We’re often told that progressive types are all heart whereas evil right-wing bastards like me are all about head. But I think it’s more complicated than that. Yes, liberal lefties are indeed capable of summoning raw emotion when considering certain issues: only, though, so long as those issues accord with their predetermined agenda of the things that really matter in the world.


Climate change, for example. According to luminaries such as US Secretary of State John Kerry, Nobel-prizewinning economist Paul Krugman, US presidential contender Bernie Sanders, and possibly even our own Prince of Wales, it represents a greater threat than terrorism. Well, fine. Perhaps it does. So let’s just look at the figures shall we?

In 2014, according to the Global Terrorism Index, 32,658 people were killed by terrorism — a rise of 80 per cent on the previous year. This upward trend seems unlikely to flatten any time soon.

Now let’s look at the number of deaths attributable to ‘climate change’ in the same year. Zero. As it was in the previous year. And in the year before that. The smartarse get-out is that it’s extreme weather events like hurricanes, floods, droughts and so on which kill people, not climate. But the non-casuistic explanation is just as valid: as even the IPCC’s last Assessment Report more or less conceded, the evidence that ‘climate change’ has led to an increase in extreme weather events is slim to nonexistent.

Global warming did not enter the Bataclan theatre with three Kalashnikovs and mow down 80 people. Climate change did not explode 224 Russian holidaymakers over the Sinai. Ocean acidification did not abduct 2,000 Nigerian girls and murder thousands more men. Global climate disruption was not responsible for the massacre of 164 people in Mumbai or 67 people at Nairobi’s Westgate mall. Marginally increased atmospheric concentrations of the harmless trace gas carbon dioxide did not fly two passenger aircraft into the World Trade Center, killing nearly 3,000 people on 9/11. None of this is speculation. This is verifiable, empirical fact.

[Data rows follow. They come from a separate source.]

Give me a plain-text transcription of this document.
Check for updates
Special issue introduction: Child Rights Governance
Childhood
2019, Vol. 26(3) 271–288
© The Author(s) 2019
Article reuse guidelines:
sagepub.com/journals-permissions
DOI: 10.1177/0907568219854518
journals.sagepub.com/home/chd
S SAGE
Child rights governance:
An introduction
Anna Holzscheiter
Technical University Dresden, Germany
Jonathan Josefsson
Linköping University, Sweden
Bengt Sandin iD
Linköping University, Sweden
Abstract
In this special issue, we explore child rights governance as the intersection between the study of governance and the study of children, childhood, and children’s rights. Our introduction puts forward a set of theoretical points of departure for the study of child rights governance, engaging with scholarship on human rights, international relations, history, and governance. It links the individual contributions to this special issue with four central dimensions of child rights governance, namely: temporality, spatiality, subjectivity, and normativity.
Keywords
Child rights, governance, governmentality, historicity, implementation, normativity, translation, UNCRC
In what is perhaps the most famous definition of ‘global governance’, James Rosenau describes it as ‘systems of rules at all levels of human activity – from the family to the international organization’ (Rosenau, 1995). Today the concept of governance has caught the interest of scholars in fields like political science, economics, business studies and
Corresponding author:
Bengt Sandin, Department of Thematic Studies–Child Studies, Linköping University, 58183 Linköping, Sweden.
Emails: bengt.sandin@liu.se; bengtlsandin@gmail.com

Which is more than can be said for any of the computer model ‘projections’ that will be cited all this week at the COP21 negotiations in Paris to justify the various swingeing measures we must apparently all adopt if we are to combat ‘climate change’. The longer the scare has gone on, the more dramatically real-world temperature data (as measured by satellite) has diverged from the modelled predictions, 95 per cent of which have over-forecast the warming trend since 1979.

There’s lots more in this vein I could bore you with: from polar-bear populations reaching a 50-year high to the growing ice-mass in Antarctica to the highly suspicious adjustments made to the raw temperature data which have turned a cooling trend into a warming one. Cumulatively, the evidence is overwhelming: the ‘climate change’ scare represents the biggest and most expensive fraud in history. So why are so many people out there so determined to be taken in?

Probably for the same reasons so many are persuaded by the threadbare arguments being advanced to justify why Islam is a ‘religion of peace’ or why Britain should stay a member of the European Union. As I said to the Bruges Group the other day, the way our opponents form their opinions has so little to do with our own evidence-based, logic-driven view of the world that they might almost be a different species.

Indeed, I think they actually are a different species. It’s that same divide W.S. Gilbert identified about every boy and girl alive being born either a little liberal or else a little conservative; and the one that, more recently, The Matrix addressed when it set out the dichotomy between those who prefer the comfortable delusions of the blue pill to the bracing reality offered by the red pill.

One could get very depressed by this. Perhaps one should get very depressed by this. But I prefer to find it a source of comfort that at least half the world’s population are congenitally, hopelessly wrong: at least when they hate me I don’t have to take it personally.